Malia: I love how when I walked in the room and you thought I looked at you weird while you had Cash over your shoulder in the ready to power slam position yesterday, you said- “This is not child abuse.” Then Cash said- “Watch daddy power slam me. Right now he’s not daddy. He is Andre The Giant.”
Malia: I know how much you love our kids. #loveviapowerslam
MJ: Oh yeah, before I forget. I am glad you don’t have tiger belly, but even if you did, I would still love you endlessly.
Malia: I googled “tiger belly” but I can’t find anything about it. What is tiger belly?
MJ: The lines on some women’s stomach.
Malia: Do you mean skin folds like bbw girls have?
MJ: No. I’m talking about like that mom in the mom’s play group has. No offense to her or anything. We all have issues, marks, scars, etc. I have a giant surgery scar on my head. I am not trying to insult her or anything. I am trying to say that you are the sexiest milf momma in the history of kids play groups.
Malia: Stretch marks
Malia: Baby, women are so sensitive about our bodies. Remember when you went down on me for the first time, and you said I smelled like Cheetos? What did I do?
MJ: You closed your legs, jumped up off the couch, and started crying.
Malia: Why did I do that?
MJ: Because you thought I was saying something bad about your body.
Malia: Yep! Women are sensitive about their bodies, so don’t ever say “tiger belly” when women are around.
MJ: I am always nice to everybody. I wasn’t trying to say anything bad about anybody’s body. I was trying to say good things about your body.
Malia: I do know that. You are just a man. You are an awesome man though.
Malia: The way you talk is just different than most people. A recent example I can think of besides this whole “tiger belly” business is when we were watching that domestic violence movie. I said- “Are you a domestic violence advocate baby?”, and you said- “No! Why would I advocate for domestic violence?” You speak literally and most people don’t.

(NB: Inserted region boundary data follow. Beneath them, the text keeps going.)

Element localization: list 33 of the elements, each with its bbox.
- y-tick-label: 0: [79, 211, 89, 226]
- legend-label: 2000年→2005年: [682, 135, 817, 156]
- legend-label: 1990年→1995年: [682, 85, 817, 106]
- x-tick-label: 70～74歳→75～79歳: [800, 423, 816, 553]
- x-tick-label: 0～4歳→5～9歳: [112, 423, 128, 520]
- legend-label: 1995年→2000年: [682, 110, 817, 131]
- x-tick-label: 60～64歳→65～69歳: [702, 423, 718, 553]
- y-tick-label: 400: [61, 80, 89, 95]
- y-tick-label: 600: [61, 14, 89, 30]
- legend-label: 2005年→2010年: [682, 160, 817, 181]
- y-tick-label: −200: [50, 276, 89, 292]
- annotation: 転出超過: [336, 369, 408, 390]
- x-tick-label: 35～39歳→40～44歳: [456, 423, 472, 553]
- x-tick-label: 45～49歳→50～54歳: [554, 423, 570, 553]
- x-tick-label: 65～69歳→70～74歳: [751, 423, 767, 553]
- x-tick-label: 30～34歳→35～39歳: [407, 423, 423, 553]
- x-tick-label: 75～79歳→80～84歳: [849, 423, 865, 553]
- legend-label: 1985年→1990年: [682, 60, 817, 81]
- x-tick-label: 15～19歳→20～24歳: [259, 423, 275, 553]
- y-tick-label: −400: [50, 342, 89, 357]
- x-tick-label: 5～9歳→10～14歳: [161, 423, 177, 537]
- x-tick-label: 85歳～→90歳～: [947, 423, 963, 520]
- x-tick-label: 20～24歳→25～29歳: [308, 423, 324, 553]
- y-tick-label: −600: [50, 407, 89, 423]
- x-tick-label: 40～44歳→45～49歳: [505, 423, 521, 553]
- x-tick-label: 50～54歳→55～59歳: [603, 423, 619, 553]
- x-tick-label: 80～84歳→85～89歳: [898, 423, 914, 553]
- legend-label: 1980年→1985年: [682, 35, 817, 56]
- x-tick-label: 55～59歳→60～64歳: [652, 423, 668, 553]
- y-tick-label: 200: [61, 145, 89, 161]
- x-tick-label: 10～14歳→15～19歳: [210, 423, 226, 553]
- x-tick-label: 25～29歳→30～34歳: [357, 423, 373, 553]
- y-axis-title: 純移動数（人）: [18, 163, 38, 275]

Malia: Hey, I have a question for you. How often do you think about the Roman Empire?
MJ: I know what you are asking. Not necessarily the Roman Empire but because of what I do for a living, a lot.
Malia: Am I the table baby?
MJ: No
Malia: You don’t think I am “The Table”? I try so hard to be that for YOU!!!
Malia: My feelings are hurt. 🙁
MJ: Your feelings are hurt because I don’t think you are “The Table”?
Malia: Do you know what “The Table” is?
MJ: I do, and I think the reference is very limiting. So no, I do not think you are just “The Table!”
Malia: “The Table” means high value/important. I am not high value/important to you?
MJ: Let me be a little more specific. You are not just “The Table” to me. You are all the furniture, the house, the cars, the mother of my children, my wife, my life, and my all of that and a bag of chips.
Malia: I was crying. I am super reactionary and preggo emotional right now. I should have heard you out first. Do you still think I am more than just “The Table”?
MJ: I do. I am really looking forward to our date night.
Malia: Me too! Where are taking me?
MJ: It’s a surprise, and just so you don’t freak out in the moment, the baby doctor okayed it. I need to run sweetheart. I love you more than life itself and I’ll see you tonight.
Malia: You leave me with that cliff hanger? I trust you. I have learned by now that when you say, “just go with it” it usually leads to good things. I love you too and bye.
Malia: And thank you for the no “tiger belly” compliment, even though you should never use those words again. I love you again and bye again.